Vanelise.Aloraldo 23/05/2024
Memórias de um país pouco conhecido
Segundo os dados da Secretaria de Inspeção do Trabalho, em 2020 foram regatados 942 trabalhadores em condições análogas à escravidão e um total de mais de 55 mil nos últimos 25 anos. Ou seja, o direito de propriedade de uma pessoa sobre outra ainda existe no Brasil, mesmo depois da formal “abolição da escravatura”.
O perfil dos escravizados contemporâneos não mudou muito daqueles registrados durante o tráfico de escravos para o Brasil. Em sua maioria, são negros, jovens, analfabetos, que começaram a trabalhar ainda criança, ou seja, uma parcela de excluídos de qualquer política pública.

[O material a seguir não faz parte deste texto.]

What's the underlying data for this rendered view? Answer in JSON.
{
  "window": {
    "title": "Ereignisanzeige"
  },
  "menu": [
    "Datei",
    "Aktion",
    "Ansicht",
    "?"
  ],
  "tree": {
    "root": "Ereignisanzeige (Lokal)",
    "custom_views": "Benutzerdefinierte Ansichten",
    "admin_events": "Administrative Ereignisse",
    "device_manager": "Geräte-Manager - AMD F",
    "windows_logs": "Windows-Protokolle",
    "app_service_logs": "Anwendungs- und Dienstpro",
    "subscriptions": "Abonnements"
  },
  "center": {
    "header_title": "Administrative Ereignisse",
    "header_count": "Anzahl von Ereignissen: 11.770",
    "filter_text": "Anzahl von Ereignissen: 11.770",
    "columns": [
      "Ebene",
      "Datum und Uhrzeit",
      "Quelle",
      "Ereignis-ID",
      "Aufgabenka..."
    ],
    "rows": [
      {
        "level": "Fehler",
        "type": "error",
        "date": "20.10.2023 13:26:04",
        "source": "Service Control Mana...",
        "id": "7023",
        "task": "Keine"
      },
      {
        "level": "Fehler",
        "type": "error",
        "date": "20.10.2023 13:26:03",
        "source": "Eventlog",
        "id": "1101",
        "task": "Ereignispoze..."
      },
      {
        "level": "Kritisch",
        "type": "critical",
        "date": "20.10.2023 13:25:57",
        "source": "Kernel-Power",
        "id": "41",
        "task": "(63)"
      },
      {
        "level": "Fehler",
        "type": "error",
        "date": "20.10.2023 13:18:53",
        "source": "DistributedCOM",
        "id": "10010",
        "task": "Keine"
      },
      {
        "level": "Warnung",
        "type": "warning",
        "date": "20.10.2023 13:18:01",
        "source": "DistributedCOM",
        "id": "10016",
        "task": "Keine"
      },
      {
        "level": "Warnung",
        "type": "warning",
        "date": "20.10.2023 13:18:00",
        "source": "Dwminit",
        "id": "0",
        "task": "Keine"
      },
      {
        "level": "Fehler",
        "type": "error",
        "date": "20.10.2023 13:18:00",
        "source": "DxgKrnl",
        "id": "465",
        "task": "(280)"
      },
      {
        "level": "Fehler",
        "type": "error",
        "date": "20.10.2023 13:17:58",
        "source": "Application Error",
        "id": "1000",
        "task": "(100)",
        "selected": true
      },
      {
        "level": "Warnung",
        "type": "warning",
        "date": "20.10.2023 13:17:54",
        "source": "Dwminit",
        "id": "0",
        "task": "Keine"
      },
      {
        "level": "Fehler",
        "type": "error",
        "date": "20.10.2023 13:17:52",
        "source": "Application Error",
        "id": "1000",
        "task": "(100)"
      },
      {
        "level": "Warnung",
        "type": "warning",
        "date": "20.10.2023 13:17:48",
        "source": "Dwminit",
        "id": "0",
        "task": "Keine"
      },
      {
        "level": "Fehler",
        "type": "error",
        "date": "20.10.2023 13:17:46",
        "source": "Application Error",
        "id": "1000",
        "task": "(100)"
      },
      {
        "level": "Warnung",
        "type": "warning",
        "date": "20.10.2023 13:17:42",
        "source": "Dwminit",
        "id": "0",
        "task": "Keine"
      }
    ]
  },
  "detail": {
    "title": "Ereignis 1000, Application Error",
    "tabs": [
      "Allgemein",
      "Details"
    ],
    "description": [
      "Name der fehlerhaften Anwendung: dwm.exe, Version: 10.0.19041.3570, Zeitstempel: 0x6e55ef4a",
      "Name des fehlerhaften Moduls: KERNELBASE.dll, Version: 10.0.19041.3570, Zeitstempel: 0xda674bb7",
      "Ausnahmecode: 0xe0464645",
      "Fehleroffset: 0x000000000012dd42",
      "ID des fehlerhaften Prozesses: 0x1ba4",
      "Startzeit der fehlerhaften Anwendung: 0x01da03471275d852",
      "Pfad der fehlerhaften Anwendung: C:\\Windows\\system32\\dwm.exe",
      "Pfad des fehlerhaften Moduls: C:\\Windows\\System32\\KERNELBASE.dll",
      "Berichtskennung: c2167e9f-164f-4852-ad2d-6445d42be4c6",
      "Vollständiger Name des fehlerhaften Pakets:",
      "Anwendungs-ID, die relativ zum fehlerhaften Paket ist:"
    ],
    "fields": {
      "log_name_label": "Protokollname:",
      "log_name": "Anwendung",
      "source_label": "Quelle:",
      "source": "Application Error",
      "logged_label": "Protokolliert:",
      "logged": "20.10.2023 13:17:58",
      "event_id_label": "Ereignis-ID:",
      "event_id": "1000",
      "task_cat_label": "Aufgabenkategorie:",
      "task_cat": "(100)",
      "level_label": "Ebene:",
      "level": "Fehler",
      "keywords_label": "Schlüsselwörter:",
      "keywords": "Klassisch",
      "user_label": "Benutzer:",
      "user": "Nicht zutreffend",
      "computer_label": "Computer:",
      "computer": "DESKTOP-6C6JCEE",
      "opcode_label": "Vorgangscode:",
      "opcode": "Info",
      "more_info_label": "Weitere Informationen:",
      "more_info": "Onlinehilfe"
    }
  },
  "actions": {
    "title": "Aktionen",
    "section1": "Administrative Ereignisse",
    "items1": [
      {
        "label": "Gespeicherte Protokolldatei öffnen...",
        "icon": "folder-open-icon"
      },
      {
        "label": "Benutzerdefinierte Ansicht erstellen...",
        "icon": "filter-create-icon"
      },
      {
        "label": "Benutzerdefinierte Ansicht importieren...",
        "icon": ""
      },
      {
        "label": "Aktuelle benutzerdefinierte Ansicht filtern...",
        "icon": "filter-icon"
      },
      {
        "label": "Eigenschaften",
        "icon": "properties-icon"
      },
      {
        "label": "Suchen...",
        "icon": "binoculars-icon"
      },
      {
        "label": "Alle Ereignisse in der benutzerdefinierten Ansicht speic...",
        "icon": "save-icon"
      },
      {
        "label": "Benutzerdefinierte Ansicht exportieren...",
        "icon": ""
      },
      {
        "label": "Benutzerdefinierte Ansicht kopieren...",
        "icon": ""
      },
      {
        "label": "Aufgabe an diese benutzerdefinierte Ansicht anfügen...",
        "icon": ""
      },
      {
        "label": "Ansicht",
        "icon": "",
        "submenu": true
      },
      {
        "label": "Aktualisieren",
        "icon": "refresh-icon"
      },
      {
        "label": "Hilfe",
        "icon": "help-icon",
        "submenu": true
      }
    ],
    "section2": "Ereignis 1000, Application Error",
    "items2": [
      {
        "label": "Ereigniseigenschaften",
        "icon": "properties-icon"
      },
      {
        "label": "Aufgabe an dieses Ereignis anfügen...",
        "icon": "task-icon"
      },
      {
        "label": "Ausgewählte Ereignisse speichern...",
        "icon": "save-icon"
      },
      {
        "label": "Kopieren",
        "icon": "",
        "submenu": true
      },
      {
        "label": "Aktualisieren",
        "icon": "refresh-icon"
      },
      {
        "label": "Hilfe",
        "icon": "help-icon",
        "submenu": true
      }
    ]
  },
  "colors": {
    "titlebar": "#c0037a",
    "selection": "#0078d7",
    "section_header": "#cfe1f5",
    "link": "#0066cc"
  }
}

Esse livro relembra que a nossa formação sócio histórica e econômica brasileira foi construída à base do trabalho de pessoas escravizadas, sob condições degradantes, sem direitos, sem formalização de vínculo empregatício, sem salários, sem casa com material durável, sem descanso, sem liberdade.
Esta obra nacional (espetacular!) mostra nossas feridas abertas pelas marcas da violência que acompanham até a atualidade muitas trajetórias de vida. No passado pessoas foram arrancadas de seus territórios para trabalhar aqui de maneira forçada, famílias tiveram que se separar, seja na esperança de encontrar um pedaço de terra pra sobreviver, seja porque foram expulsos pela ganância de certos senhores.
Mas o livro também traz a riqueza cultural, as muitas crenças e tradições repassadas pelos ancestrais que ajudam a acalentar as semanas de exaustão e curar dores visíveis e invisíveis dos membros da comunidade de Água Negra.
As irmãs Bibiana e Belonísia nos envolvem com a história, e trazem nas suas observações e ações, muitas questões sobre desigualdade e injustiça.
Obra premiada diversas vezes, tornou-se um dos livros mais vendidos. Mas isso não ocorre sem motivo. É leitura profunda, de linguagem específica e original, baseada em pesquisas e relatos do povo nordestino, que revela nosso passado e realidade atual. O autor Itamar Vieira Jr nos brinda com essas memórias de um país pouco conhecido, de práticas religiosas que resistem através do tempo e da força que pulsa e movimenta o campo.